Nel periplo della Simonetti a incantare – oltre alle immagini dell’ottimo corredo fotografico – sono le storie, come nella lanterna di Sveti Ivan (Rovinj) dove nelle notti di ottobre durante le mareggiate più forti, si accende una candela davanti alle finestre per disperdere le urla di chi si è disperso in mare, oppure a Savudrjia (quasi al confine tra Croazia e Slovenia) dove il faro sarebbe frutto di una storia clandestina avvenuta nei primi dell’Ottocento. Il principe di Metternich conobbe a Vienna una croata dai capelli lunghi e decise di creare un nido d’amore dove vederla al riparo da sguardi indiscreti. Da qui nacque l’idea di edficare un faro con annessa una casa con un giardino mediterraneo e tanti pini in modo da lasciare discrezione si chi ci fosse all’interno, ma il destino fu beffardo e portò via al principe l’amante uccisa da una polmonite, mentre il faro, tra i più antichi dell’Adriatico svetta ancora.

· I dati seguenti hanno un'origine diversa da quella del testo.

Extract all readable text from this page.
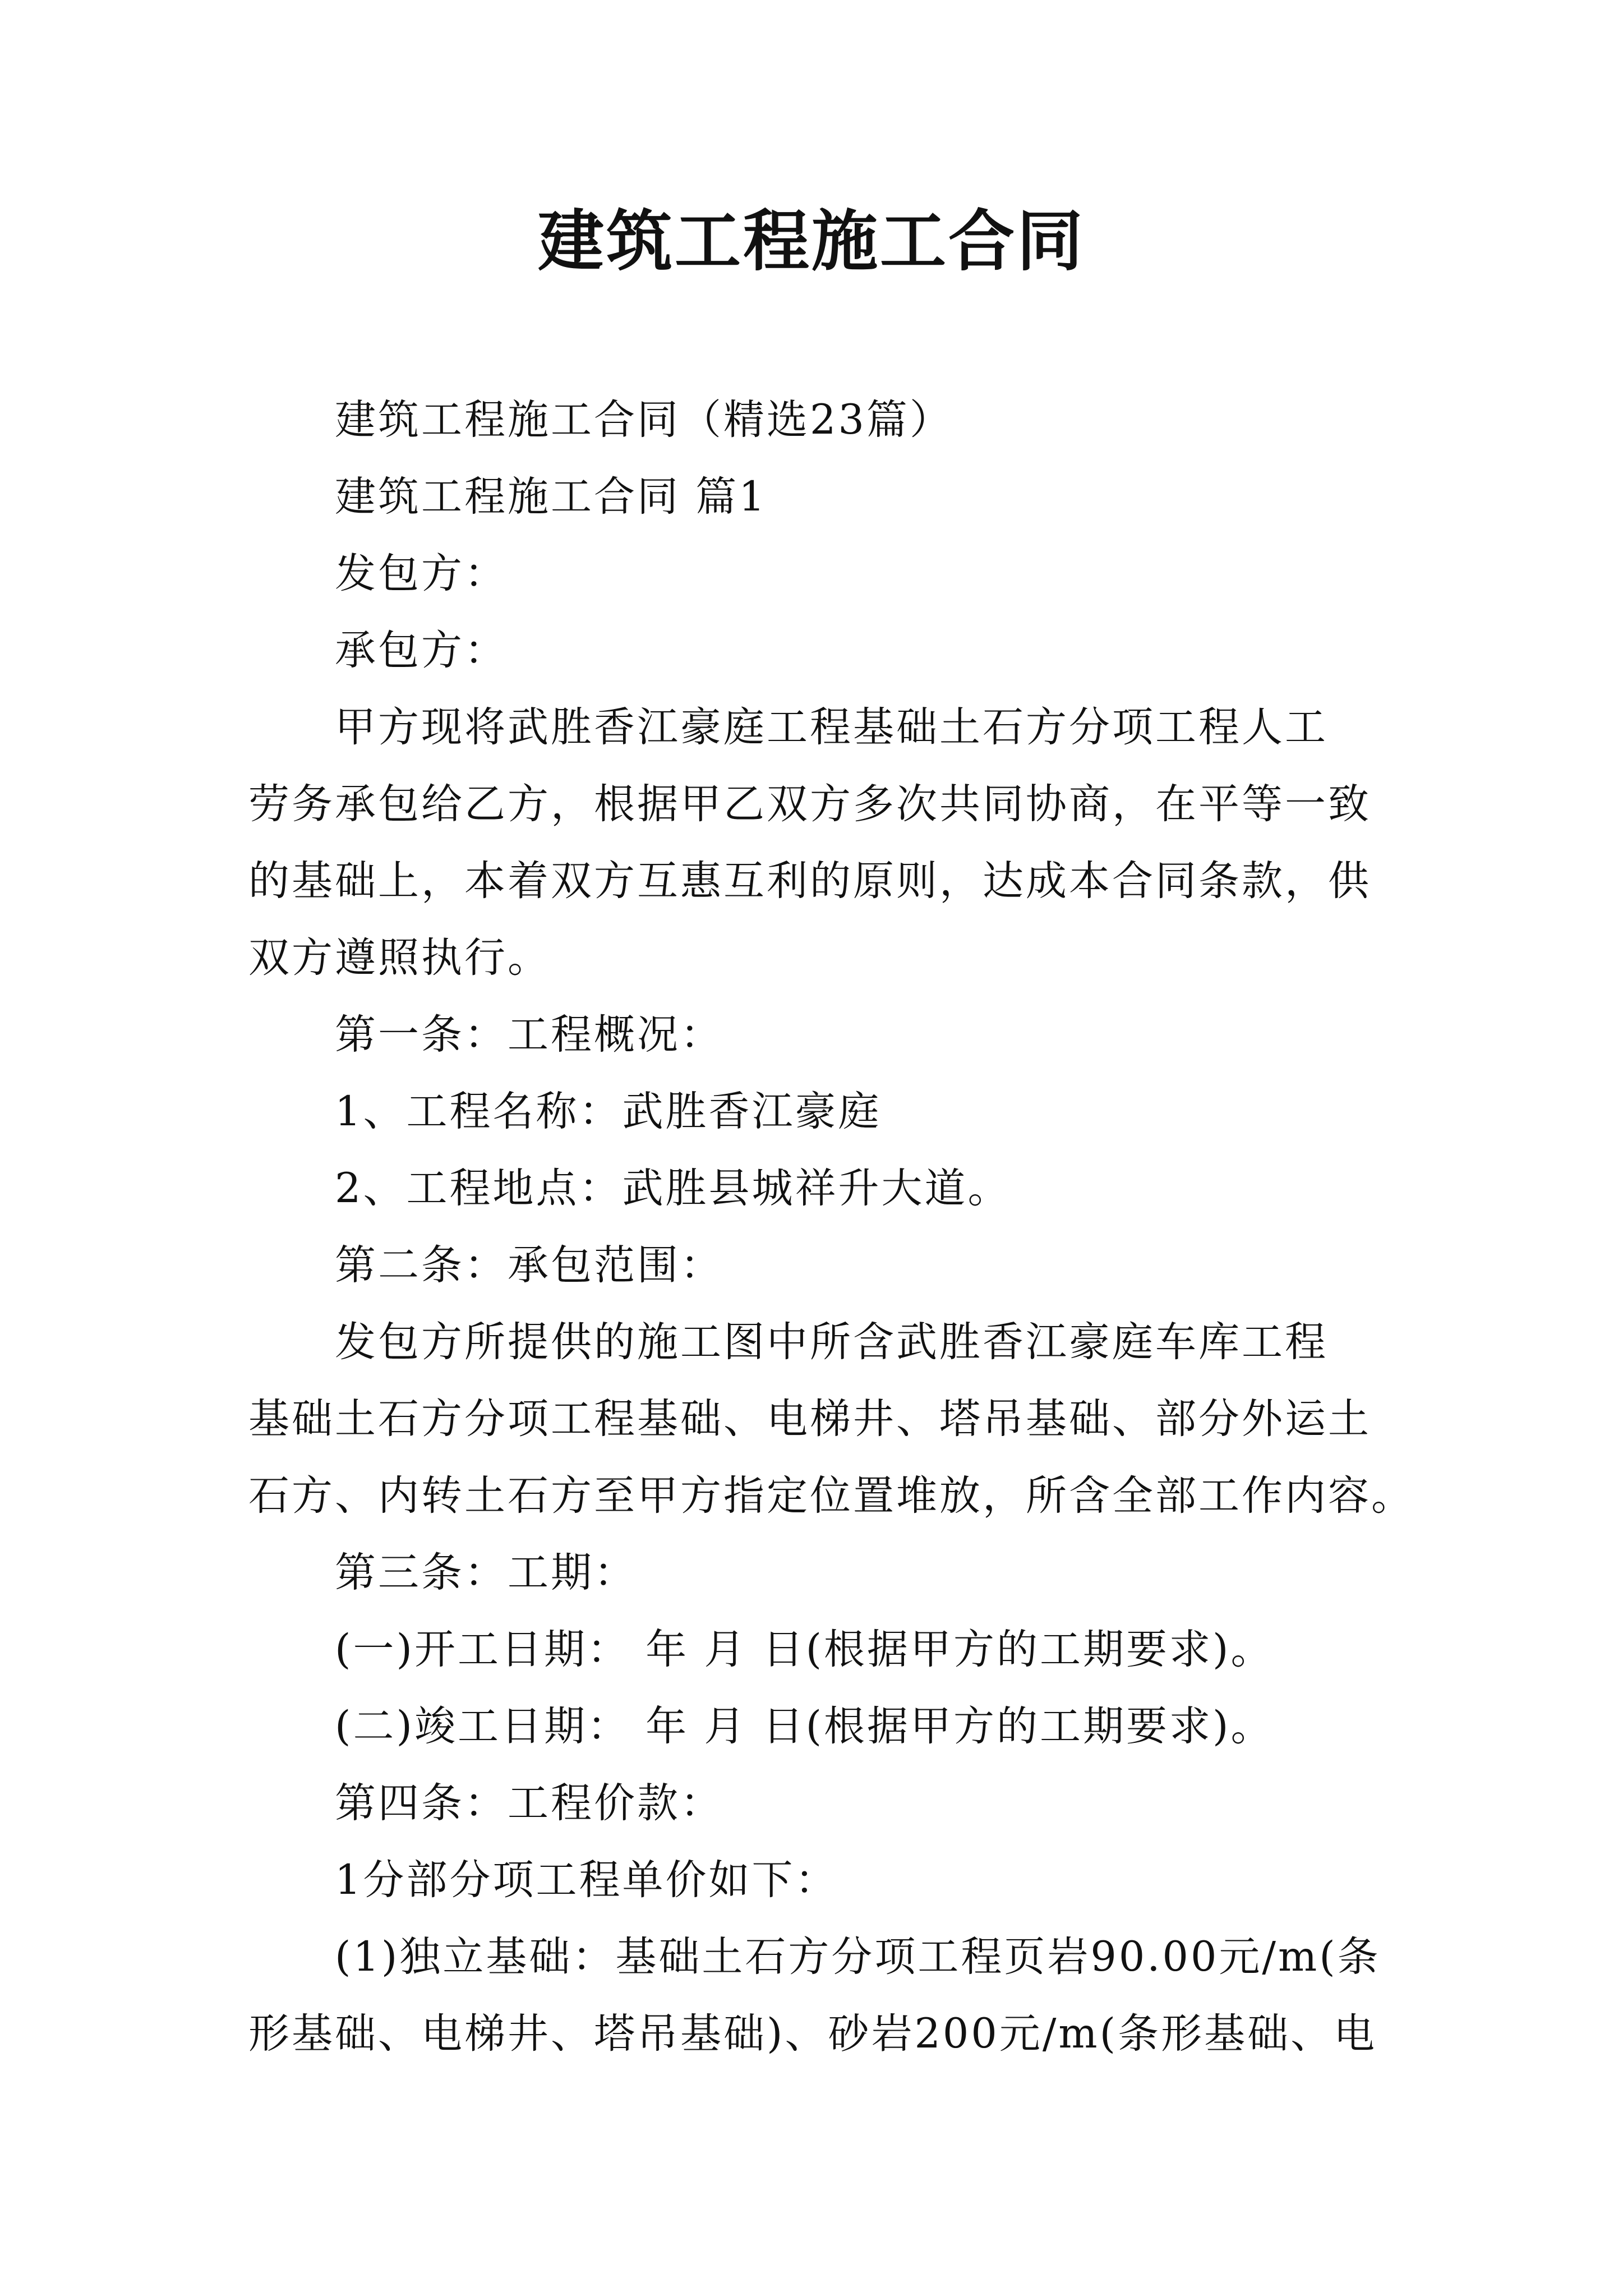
建筑工程施工合同
建筑工程施工合同（精选23篇）
建筑工程施工合同 篇1
发包方：
承包方：
甲方现将武胜香江豪庭工程基础土石方分项工程人工
劳务承包给乙方，根据甲乙双方多次共同协商，在平等一致
的基础上，本着双方互惠互利的原则，达成本合同条款，供
双方遵照执行。
第一条：工程概况：
1、工程名称：武胜香江豪庭
2、工程地点：武胜县城祥升大道。
第二条：承包范围：
发包方所提供的施工图中所含武胜香江豪庭车库工程
基础土石方分项工程基础、电梯井、塔吊基础、部分外运土
石方、内转土石方至甲方指定位置堆放，所含全部工作内容。
第三条：工期：
(一)开工日期： 年 月 日(根据甲方的工期要求)。
(二)竣工日期： 年 月 日(根据甲方的工期要求)。
第四条：工程价款：
1分部分项工程单价如下：
(1)独立基础：基础土石方分项工程页岩90.00元/m(条
形基础、电梯井、塔吊基础)、砂岩200元/m(条形基础、电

L’ultima lanterna descritta è quella di Trieste che si faceva annunciare a colpi di cannone, così anticamente venivano scandite le ore su quella torre sormontata da una cupola verde, e lì nell’ansa del “Golfo” termina anche questo diario di bordo che mai dovrebbe mancare tra i pochi, preziosi, di chi ama navigare.